For the most part, Coinbase (COIN 2.01%) generates revenue from charging its retail users transaction fees for buying and selling cryptocurrencies. The company offers some subscriptions and services, but transaction fees from retail investors accounted for around 83% of total revenue in the first quarter.

Another source of revenue is fees generated from institutional customers. Coinbase Prime is the company's solution aimed at institutions, offering advanced features and functionality. Transaction fees levied on institutions accounted for just 4% of total revenue in the first quarter, with a bit more coming from custodial fees. The percentage is only that high because retail trading activity has plunged this year as cryptocurrency prices crashed.

Much ado about nothing

Shares of Coinbase surged on Thursday after the company announced a partnership with asset management giant BlackRock (BLK -0.86%). Institutional clients of BlackRock's Aladdin platform will have direct access to cryptocurrencies, beginning with Bitcoin, via a connection with Coinbase Prime. Coinbase Prime already has over 13,000 institutional clients, and this deal will likely increase that number.

The deal is certainly a positive development for Coinbase, but what seems to have gotten lost in the news is that the company just doesn't generate meaningful revenue from its 13,000 institutional clients; it lives and dies by its retail customers. The institutional side, at least right now, is a rounding error.

While retail customers make up most of the revenue, institutional customers make up most of the trading volume. Retail customers traded $74 billion worth of cryptocurrencies in the first quarter, generating $965.8 million in revenue for Coinbase. That's a take rate of about 1.3%. Meanwhile, institutional customers traded $235 billion worth of cryptocurrencies, generating $47.2 million in revenue for Coinbase. The institutional take rate was a paltry 0.02%.

The announcement of the BlackRock deal offered no details on how it's structured financially, but there's no reason to believe it will be any more lucrative than Coinbase's existing institutional business. Even if it is, the retail take rate is 65 times higher than the institutional take rate. It's going to be really hard to move the needle by growing institutional trading volumes.

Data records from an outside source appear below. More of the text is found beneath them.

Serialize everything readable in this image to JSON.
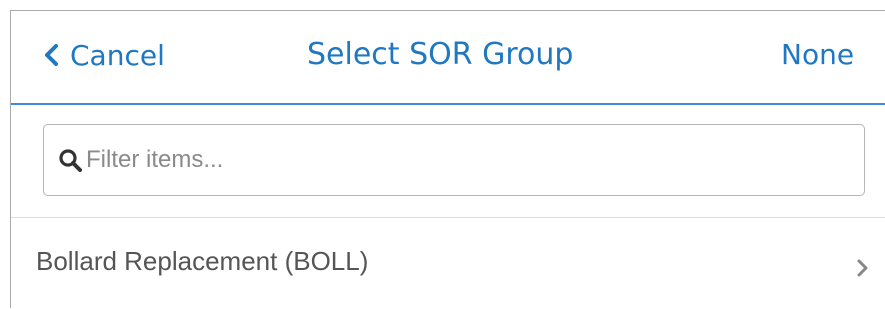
{
  "header": {
    "cancel_label": "Cancel",
    "title": "Select SOR Group",
    "none_label": "None"
  },
  "filter": {
    "placeholder": "Filter items...",
    "value": ""
  },
  "list": {
    "items": [
      {
        "label": "Bollard Replacement (BOLL)"
      }
    ]
  },
  "icons": {
    "back": "chevron-left-icon",
    "search": "search-icon",
    "item_arrow": "chevron-right-icon"
  },
  "colors": {
    "accent": "#1f78c1",
    "header_border": "#3d8fd4",
    "item_text": "#555555",
    "placeholder": "#8a8a8a"
  }
}
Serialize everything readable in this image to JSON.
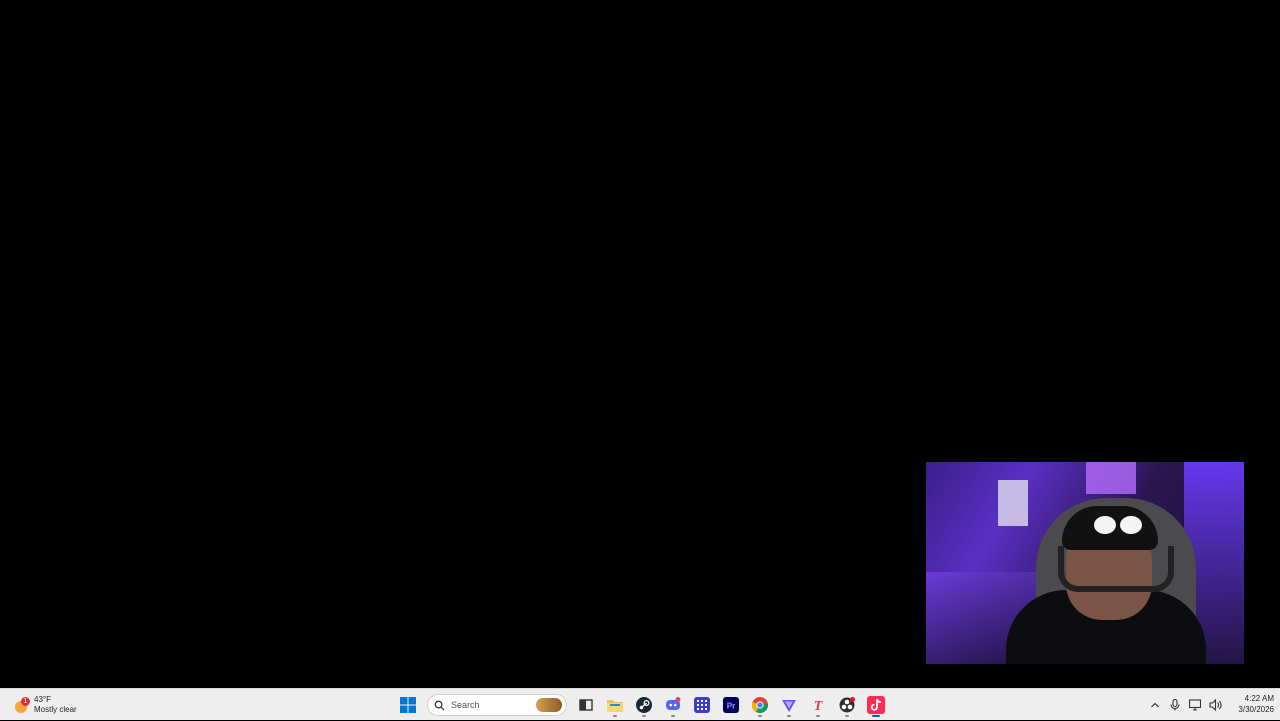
{
  "taskbar": {
    "weather": {
      "badge": "1",
      "temperature": "43°F",
      "condition": "Mostly clear"
    },
    "search": {
      "placeholder": "Search"
    },
    "apps": [
      {
        "name": "Start",
        "icon": "windows-start-icon"
      },
      {
        "name": "Task View",
        "icon": "task-view-icon"
      },
      {
        "name": "File Explorer",
        "icon": "folder-icon"
      },
      {
        "name": "Steam",
        "icon": "steam-icon"
      },
      {
        "name": "Discord",
        "icon": "discord-icon"
      },
      {
        "name": "App Grid",
        "icon": "grid-app-icon"
      },
      {
        "name": "Premiere Pro",
        "icon": "premiere-pro-icon",
        "label": "Pr"
      },
      {
        "name": "Chrome",
        "icon": "chrome-icon"
      },
      {
        "name": "Proton VPN",
        "icon": "triangle-app-icon"
      },
      {
        "name": "Text App",
        "icon": "t-letter-icon",
        "label": "T"
      },
      {
        "name": "OBS",
        "icon": "obs-icon"
      },
      {
        "name": "TikTok",
        "icon": "tiktok-icon"
      }
    ],
    "tray": {
      "chevron": "show-hidden-icons",
      "time": "4:22 AM",
      "date": "3/30/2026"
    }
  },
  "colors": {
    "desktop": "#000000",
    "taskbar": "#eeeeee",
    "accent": "#005fb8"
  }
}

Bitcoin only, for a good reason

The BlackRock partnership will only cover Bitcoin to start, and that's probably not a coincidence. The U.S. Securities and Exchange Commission is reportedly probing Coinbase to determine if the company has allowed users to trade assets that haven't been registered as securities.

Whether a particular cryptocurrency should be viewed as a commodity or as a security is up for debate. A strong argument can be made that Bitcoin should be treated as a commodity, but other cryptocurrencies are a different story. In a separate action, the SEC charged a former Coinbase manager with insider trading, saying in that announcement that some of the cryptocurrencies involved were indeed securities.

Coinbase is facing a prolonged slump in cryptocurrency prices, a severe contraction in trading activity, and regulatory scrutiny that could prove to be an existential threat to its business mode. Any upside associated with the BlackRock deal looks completely meaningless in comparison -- this is not a reason to buy the stock.